The California Supreme Court has established that California’s Environmental Quality Act (CEQA) requires that environmental impacts of the “whole of the project” be analyzed prior to project approval and implementation. The NCRA has, instead, segmented the project by defining the scope of the EIR as limited to operations south of Willits in Mendocino County.
The environmental organizations contend the freight project definition includes freight service all the way to Eureka and, consequently, the NCRA is legally required to analyze the impacts of freight operations through the Wild and Scenic Eel River Canyon north of Willits.
A significant document trail supports the environmentalist organizations’ legal argument. These documents include business plans filed with the California Transportation Commission, legal agreements signed with the Humboldt Bay Harbor District, and frequent and repeated public statements by NCRA Board members making promises to restart freight service to Eureka within a few years.
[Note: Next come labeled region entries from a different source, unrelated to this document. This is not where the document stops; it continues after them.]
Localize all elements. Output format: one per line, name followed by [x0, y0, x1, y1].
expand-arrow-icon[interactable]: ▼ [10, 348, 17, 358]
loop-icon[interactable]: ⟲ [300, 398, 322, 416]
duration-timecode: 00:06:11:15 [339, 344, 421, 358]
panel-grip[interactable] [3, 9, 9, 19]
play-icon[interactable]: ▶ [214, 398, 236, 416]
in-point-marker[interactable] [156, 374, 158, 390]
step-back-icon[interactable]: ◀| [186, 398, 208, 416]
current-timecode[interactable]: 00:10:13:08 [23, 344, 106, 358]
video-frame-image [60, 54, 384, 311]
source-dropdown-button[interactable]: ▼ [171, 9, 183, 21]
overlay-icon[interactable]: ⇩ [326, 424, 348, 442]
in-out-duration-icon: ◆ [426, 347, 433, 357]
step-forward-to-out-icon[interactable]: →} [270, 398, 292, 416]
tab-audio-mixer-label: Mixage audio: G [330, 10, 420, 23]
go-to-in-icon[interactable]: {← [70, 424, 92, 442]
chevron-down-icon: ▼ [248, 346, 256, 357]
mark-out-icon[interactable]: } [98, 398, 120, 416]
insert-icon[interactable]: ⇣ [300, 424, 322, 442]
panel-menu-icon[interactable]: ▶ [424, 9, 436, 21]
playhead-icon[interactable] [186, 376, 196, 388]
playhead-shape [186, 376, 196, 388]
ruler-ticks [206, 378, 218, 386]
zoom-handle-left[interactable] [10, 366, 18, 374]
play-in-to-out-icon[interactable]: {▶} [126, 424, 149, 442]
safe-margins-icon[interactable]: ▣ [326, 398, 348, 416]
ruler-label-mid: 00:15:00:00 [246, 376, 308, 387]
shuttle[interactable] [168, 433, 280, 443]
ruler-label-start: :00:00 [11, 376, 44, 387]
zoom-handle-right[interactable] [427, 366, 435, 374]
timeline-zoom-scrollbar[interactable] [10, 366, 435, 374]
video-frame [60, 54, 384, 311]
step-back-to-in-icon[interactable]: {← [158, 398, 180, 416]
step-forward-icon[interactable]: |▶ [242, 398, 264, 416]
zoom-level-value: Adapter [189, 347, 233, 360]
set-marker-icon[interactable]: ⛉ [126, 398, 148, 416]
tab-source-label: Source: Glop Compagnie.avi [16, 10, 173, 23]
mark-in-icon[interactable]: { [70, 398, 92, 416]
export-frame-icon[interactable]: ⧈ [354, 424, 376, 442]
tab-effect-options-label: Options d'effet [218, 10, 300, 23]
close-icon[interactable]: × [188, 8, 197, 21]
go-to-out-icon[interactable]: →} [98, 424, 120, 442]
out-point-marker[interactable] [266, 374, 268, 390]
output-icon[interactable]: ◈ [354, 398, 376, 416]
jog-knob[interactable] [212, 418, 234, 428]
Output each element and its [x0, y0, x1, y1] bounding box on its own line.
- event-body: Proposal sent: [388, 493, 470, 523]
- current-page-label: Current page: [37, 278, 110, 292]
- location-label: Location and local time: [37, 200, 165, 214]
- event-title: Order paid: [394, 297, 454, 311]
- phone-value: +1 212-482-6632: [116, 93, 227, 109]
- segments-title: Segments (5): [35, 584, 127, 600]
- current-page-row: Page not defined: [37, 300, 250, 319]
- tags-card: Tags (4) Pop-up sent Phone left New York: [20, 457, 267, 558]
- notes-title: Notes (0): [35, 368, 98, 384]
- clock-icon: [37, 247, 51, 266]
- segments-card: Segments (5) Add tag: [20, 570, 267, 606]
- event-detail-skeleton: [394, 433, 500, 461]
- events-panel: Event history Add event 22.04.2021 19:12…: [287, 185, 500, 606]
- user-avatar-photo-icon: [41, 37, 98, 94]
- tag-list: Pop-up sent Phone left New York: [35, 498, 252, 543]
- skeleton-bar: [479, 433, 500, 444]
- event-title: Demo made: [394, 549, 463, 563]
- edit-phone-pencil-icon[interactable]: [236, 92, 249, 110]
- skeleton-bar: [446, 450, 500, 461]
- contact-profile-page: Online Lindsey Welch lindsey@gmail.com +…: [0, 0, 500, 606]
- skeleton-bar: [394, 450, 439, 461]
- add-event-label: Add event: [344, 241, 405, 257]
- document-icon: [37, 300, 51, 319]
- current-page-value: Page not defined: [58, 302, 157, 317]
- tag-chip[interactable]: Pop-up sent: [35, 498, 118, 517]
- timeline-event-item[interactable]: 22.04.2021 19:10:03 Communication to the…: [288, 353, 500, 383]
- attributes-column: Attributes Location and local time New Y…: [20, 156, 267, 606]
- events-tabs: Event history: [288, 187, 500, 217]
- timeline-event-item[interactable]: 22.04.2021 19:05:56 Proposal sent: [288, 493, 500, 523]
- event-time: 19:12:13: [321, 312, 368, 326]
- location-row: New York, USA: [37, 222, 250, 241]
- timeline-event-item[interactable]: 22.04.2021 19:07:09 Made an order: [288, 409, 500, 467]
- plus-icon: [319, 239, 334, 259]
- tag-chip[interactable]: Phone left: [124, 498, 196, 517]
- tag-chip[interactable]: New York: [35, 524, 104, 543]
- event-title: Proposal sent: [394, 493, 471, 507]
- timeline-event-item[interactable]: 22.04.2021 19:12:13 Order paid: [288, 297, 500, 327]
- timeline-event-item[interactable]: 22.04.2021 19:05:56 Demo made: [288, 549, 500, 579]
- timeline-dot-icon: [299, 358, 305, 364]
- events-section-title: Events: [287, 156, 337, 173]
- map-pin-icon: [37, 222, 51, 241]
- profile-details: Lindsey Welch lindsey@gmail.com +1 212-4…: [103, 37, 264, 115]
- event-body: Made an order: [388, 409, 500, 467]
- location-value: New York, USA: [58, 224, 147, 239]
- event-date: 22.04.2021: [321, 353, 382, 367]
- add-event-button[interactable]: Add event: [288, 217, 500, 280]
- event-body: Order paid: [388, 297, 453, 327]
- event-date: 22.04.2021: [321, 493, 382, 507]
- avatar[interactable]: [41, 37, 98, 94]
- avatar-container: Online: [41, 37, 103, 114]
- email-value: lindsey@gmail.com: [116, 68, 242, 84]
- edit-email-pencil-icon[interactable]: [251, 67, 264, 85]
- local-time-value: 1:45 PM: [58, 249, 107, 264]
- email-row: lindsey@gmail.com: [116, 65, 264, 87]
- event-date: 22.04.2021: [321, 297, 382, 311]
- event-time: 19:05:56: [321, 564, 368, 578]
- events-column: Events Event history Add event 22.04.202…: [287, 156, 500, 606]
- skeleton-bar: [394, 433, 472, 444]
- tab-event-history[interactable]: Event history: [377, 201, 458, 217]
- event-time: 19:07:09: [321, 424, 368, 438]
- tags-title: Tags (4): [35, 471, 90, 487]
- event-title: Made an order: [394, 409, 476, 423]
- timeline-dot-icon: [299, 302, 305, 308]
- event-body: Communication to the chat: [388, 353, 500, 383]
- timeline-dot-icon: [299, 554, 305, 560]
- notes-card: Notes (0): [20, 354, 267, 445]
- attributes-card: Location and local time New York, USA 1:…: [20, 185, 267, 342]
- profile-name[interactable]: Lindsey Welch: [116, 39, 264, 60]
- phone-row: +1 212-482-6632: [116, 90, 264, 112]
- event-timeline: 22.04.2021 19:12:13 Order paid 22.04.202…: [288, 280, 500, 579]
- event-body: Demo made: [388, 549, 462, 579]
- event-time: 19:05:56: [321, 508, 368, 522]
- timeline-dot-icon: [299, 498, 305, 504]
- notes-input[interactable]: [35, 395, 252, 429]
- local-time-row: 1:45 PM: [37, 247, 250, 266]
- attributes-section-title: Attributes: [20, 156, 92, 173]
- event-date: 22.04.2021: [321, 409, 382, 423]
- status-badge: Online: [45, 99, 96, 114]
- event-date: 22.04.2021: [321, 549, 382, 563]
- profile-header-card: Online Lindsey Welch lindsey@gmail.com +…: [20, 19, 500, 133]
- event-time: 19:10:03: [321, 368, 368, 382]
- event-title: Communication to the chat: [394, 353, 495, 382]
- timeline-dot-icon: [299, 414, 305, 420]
These documents are part of the legal record created by the city of Novato in its lawsuit and prompted the Marin Superior Court to enjoin the NCRA from further construction of the rail line.
Whether the NCRA wins or loses the expected lawsuit, the legal process to resolve a CEQA-based litigation of this complexity is guaranteed to be lengthy. Novato’s lawsuit took 12 months to resolve, and it was settled out of court. To the extent the losing party elects to appeal the case to a higher court, freight start-up would be delayed even longer.
The Advance owes Novato readers fact-based reporting. It’s not your job to be a mouthpiece for government agencies that make dubious claims.